Citrix and Microsoft launch new salvos in the battle with VMware, while rumors of Oracle buying Virtual Iron further roil the virtualization market. What does it mean for customers? Here's a roundup on where the competition and products stand.

By Kevin Fogarty
Wed, March 04, 2009

CIO — The virtualization marketing wars that heated up the summer competition among VMware, Microsoft and Citrix, then dampened and cooled with the winter weather, are heating up again.

Last week, when VMware was busy hosting its VMworld Europe trade show in France, Citrix and Microsoft announced a series of new products that not only cement their alliance against VMware, but also plug many of the holes each suffers individually in comparison with VMware, according to Chris Wolf, a senior analyst for Burton Group.

Red Hat used the same week to announce a whole new line of open source virtualization tools. Oracle is throwing signs that it's ready to jump into virtualization in a more serious way as well.

Linux-market analyst Katherine Egbert, of financial-analysis firm Jefferies & Co. published a report Monday that read, in part: "multiple industry sources seem to indicate that Oracle will soon improve its server virtualization management capabilities by purchasing privately held Virtual Iron."

Oracle's previous effort on the virtualization front was to include an open-source hypervisor customers could use under its stack of applications. Buying Virtual Iron, the fifth-largest server virtualization vendor, Egbert noted, would be a way to improve Oracle's position in the virtualization market overall.

What's VMware's best response to static from competitors? Its technology is speaking for itself at the moment. Burton Group's Wolf recently authored a report that laid out the features required for a virtualization infrastructure product designed to operate as a critical part of an enterprise data center, comparing the main offerings. (See a summary of Wolf's findings in presentation format, here.)

VMware's ESX was the only product that passed the test, Wolf says.

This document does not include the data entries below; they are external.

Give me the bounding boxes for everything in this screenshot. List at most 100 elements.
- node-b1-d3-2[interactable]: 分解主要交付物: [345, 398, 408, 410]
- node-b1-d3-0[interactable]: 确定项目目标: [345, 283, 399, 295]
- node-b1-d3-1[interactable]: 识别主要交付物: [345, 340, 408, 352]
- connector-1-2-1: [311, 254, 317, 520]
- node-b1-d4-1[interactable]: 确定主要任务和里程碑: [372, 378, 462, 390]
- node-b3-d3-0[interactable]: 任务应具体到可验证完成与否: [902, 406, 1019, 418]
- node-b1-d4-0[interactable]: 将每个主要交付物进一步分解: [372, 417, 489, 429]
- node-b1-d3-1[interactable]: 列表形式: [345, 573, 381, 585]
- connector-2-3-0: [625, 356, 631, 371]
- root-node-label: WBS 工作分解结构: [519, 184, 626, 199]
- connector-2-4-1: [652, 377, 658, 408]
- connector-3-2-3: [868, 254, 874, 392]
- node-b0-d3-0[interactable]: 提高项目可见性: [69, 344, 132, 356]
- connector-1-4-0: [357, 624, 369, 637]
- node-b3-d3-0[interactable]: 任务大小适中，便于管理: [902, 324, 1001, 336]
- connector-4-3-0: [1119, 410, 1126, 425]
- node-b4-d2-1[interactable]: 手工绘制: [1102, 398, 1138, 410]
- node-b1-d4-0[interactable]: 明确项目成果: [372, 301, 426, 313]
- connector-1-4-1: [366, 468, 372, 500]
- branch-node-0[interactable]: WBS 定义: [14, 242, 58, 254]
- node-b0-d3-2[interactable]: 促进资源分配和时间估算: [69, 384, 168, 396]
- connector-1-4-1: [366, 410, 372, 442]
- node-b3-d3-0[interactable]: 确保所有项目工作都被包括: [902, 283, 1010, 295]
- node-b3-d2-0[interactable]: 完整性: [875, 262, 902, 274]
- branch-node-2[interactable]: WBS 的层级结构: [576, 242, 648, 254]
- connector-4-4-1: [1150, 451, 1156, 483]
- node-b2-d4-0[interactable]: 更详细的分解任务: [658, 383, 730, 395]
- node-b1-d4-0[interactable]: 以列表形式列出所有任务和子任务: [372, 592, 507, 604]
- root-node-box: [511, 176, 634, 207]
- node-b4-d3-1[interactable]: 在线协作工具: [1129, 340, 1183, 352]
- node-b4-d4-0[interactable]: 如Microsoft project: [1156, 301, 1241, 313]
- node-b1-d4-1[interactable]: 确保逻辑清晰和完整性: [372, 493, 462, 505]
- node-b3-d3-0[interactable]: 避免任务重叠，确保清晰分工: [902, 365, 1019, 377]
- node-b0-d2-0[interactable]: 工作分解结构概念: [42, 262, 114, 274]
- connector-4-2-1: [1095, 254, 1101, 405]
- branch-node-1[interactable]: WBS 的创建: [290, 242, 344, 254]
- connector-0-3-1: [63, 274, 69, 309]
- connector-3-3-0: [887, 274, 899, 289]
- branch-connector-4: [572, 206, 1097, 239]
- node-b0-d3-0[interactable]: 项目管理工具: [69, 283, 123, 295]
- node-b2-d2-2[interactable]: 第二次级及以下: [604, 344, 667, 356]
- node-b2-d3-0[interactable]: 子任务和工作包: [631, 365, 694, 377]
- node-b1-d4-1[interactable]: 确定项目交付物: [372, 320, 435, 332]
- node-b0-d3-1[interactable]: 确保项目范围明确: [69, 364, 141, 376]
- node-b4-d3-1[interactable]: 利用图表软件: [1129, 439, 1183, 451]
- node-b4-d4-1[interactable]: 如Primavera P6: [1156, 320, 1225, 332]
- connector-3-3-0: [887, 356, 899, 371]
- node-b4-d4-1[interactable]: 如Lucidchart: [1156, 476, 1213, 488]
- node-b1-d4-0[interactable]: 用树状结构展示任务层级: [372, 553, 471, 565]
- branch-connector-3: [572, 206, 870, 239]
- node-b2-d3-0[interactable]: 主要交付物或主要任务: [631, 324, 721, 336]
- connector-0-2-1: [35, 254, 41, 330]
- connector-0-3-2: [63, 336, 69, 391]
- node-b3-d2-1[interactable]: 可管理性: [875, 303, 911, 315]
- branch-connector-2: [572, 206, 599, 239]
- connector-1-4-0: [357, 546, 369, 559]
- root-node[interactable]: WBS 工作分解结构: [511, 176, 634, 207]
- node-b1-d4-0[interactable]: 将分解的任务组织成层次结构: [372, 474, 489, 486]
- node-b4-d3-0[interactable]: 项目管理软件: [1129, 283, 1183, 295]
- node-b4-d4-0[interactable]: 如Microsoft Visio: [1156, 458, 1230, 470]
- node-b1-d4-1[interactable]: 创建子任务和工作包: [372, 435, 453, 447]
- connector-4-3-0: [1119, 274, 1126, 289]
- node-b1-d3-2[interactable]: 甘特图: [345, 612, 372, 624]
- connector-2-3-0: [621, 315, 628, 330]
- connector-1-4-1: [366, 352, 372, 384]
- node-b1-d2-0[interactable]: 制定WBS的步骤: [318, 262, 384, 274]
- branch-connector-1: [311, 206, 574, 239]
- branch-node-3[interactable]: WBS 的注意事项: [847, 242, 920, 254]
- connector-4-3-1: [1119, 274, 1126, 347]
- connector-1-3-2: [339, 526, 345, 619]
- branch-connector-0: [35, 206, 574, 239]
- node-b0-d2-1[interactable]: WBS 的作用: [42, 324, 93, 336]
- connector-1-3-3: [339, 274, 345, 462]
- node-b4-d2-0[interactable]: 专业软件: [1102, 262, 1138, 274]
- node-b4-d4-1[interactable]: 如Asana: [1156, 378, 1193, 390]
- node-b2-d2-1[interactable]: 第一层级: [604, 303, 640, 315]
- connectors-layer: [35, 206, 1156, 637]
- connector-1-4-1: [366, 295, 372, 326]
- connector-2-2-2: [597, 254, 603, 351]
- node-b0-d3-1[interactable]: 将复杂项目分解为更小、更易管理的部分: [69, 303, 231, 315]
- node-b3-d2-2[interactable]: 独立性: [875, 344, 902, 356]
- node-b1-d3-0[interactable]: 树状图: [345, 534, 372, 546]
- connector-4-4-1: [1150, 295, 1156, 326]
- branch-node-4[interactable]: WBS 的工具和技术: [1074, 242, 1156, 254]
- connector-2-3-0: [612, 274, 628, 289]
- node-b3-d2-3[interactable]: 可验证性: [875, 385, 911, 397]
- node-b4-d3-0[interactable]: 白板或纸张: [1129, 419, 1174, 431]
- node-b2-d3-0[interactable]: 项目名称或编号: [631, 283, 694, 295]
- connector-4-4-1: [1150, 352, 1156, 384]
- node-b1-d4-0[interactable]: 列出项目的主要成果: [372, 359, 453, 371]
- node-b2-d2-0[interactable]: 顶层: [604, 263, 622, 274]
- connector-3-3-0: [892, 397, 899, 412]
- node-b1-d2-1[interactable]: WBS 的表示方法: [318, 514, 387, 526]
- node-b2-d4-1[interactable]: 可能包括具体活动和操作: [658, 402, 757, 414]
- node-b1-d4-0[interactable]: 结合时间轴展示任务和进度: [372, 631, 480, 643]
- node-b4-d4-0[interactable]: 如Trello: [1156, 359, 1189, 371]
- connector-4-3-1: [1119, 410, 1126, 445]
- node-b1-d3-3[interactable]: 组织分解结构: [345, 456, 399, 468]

It's not the only product close to passing the test. In each of the categories there were features listed as required and others as optional. ESX met 100 percent of the requirements, but other products did fairly well, too, he says.

Not even VMware issued an official response to the Burton Group evaluation, though Wolf says there was plenty of back-channel discussion. Microsoft Hyper-V honcho Patrick O'Rourke, a frequent contributor to Microsoft's virtualization-team blog, came closest to an on-the-record response in a comment he posted on Wolf's blog, promising that Microsoft will "prove that our collaboration with Citrix, Novell and Red Hat, as well as new features in WS08 R2 and SCVMM r2, will improve Microsoft's position in Burton's report."

"I'm not at liberty to say who will make it next," Wolf said. "But by June another hypervisor will meet at least the required criteria."